Prima che per un malinteso desiderio di legittimazione i fumetti scadessero a repliche grottesche della vita comune, prima di eroi che si sposano e fanno figli o patiscono la pubalgia, l’eroe da fumetto amava una ragazza che amava la maschera. Una specie di Cirano collassato, in cui spirito e corpo coincidono.
L’eroe non può amare come i popolani perché grandi cose assorbono la sua attenzione e/o per non compromettere chi ama, e la funzione psicologica della struttura è abbastanza ovvia, ma la sua radice storica sembra l’amore cortese idealizzato, che permette di rimanere spasimanti e spasimati a vita, senza il peso di corpi che possono puzzare, senza la tetra meccanica del coito. Diventato di massa, questo sentimento delicato e suicida viene messo in crisi da eroi sempre più borghesi, bassamente borghesi, che passano anche per innovativi.
Il mondo medioevale del fumetto, con le sue vetrate dai colori accesi, gli archi traforati, i capilettera d’oro, è entrato da tempo nell’età adulta del mobilio pratico e conveniente, che significa preoccuparsi della prostata e tenere dietro alla corrispondenza: e come sempre la gente guarda ammirata la polvere.
P.S.
Dice don Chisciotte che nello stile cavalleresco è grande onore che una dama abbia molti cavalieri erranti che la servano, senza che i loro pensieri vadano più in là del servirla, per se stessa, senza aspettarsi altro premio alla loro buona e fedele intenzione se non che ella si pregi di accettarli come suoi cavalieri.
E Sancho: “Questa è la specie di amore con cui ho sentito predicare che deve amarsi Nostro Signore, per se stesso, senza che ci muova speranza di gloria o timore di pena.

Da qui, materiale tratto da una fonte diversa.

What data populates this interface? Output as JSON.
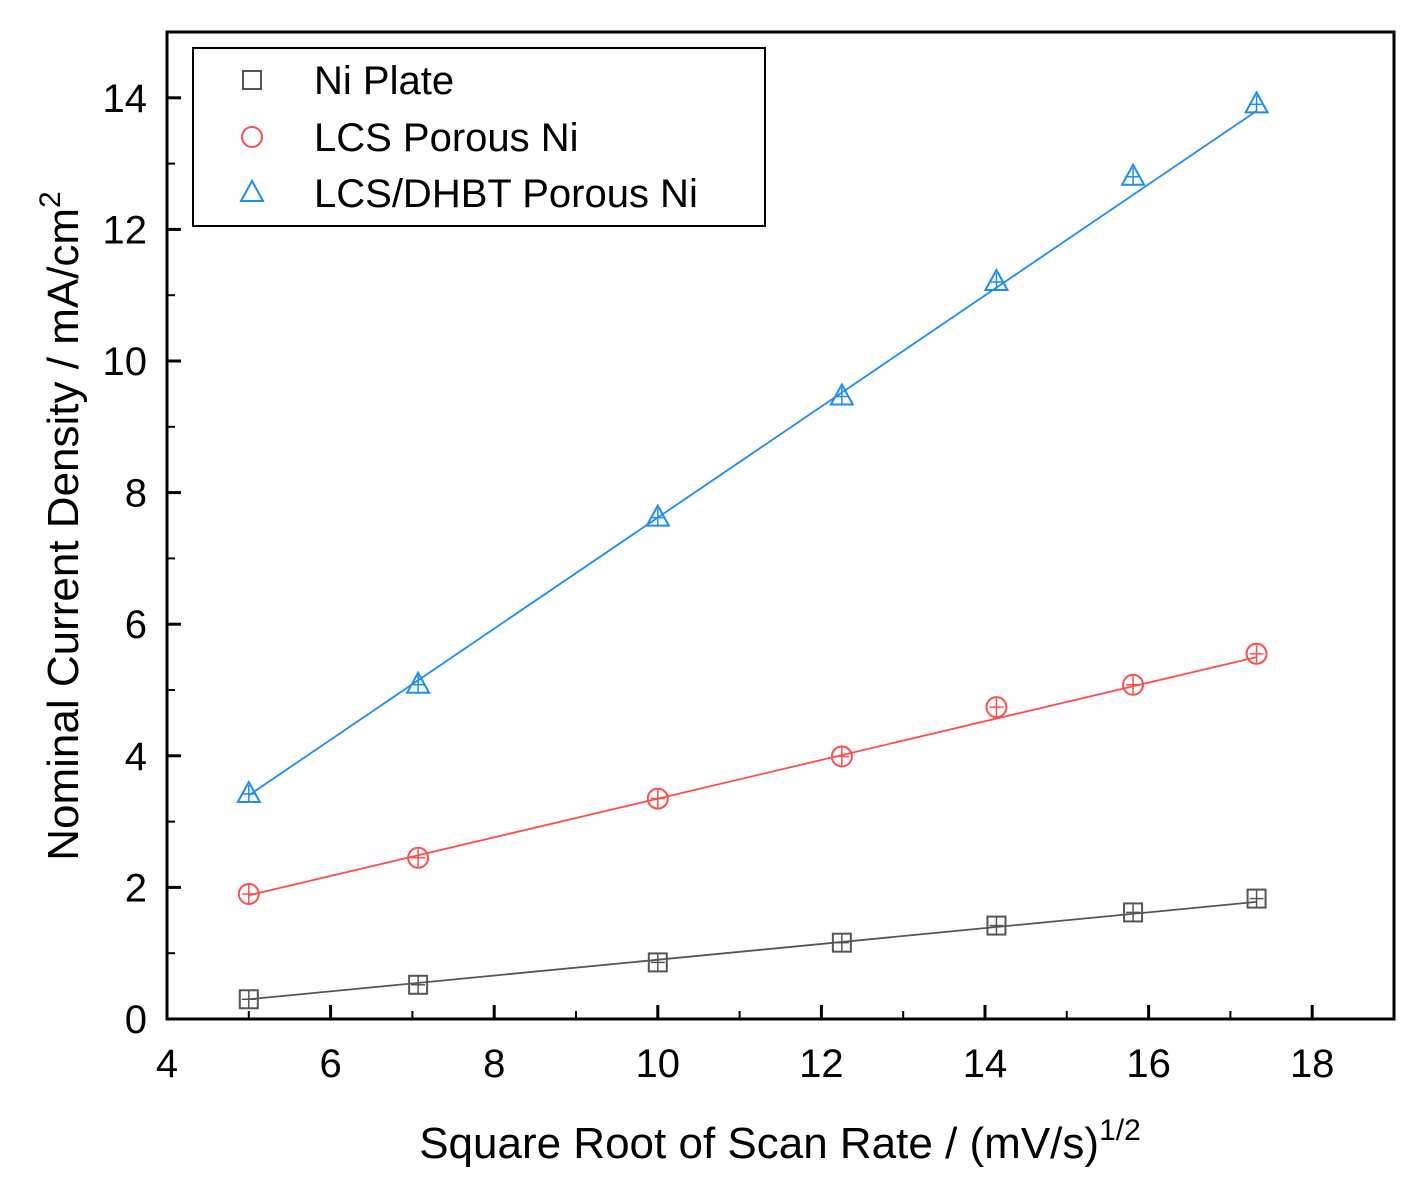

Io però preferirei amarlo e servirlo per ciò che potrebbe fare”.
“Diavolo d’un villano” – disse Don Chisciotte -, che ragionamenti sottili che fai, a volte! Si direbbe proprio che hai studiato”.
Il parallelo tra amore cortese e religione, e in particolare una sua forma elitaria e gnosticheggiante, sarà poi esaminato da De Rougemont:
“Tristano ama di sentirsi amato ben più che non ami Isotta la bionda. E Isotta non fa nulla per trattenere Tristano presso di sé: le basta un sogno appassionato. Hanno bisogno l’uno dell’altro per bruciare, ma non dell’altro come è in realtà; e non della presenza dell’altro, ma piuttosto della sua assenza”.
De Rougemont, l’Amore e l’Occidente.
Catari, trovatori, cavalieri erranti e i loro diretti discendenti, i supereroi, sono legati da questo sentimento privo di oggetto esteriore, che si alimenta dell’assenza e considera il nulla più del tutto. Di fronte a loro l’eterno controcanto del villano orrendo e pratico, incapace di resistere alla sudicia pulsione che lo compelle al pragma.
Quasi un istinto, questo dei cavalieri, diretto solo alla morte, e anzi il contrario: la forma storica di ciò che sarà poi travisato come un istinto biologico, una specie di errore di programmazione. Quando invece nasce dal pensiero e dal linguaggio, perché degli aspiranti suicidi per natura in breve non sarebbe rimasta traccia.
In pratica l’erede di Sancho è Freud, il che spiega come mai ogni volta che lo leggiamo sentiamo qualcosa di irrimediabilmente volgare.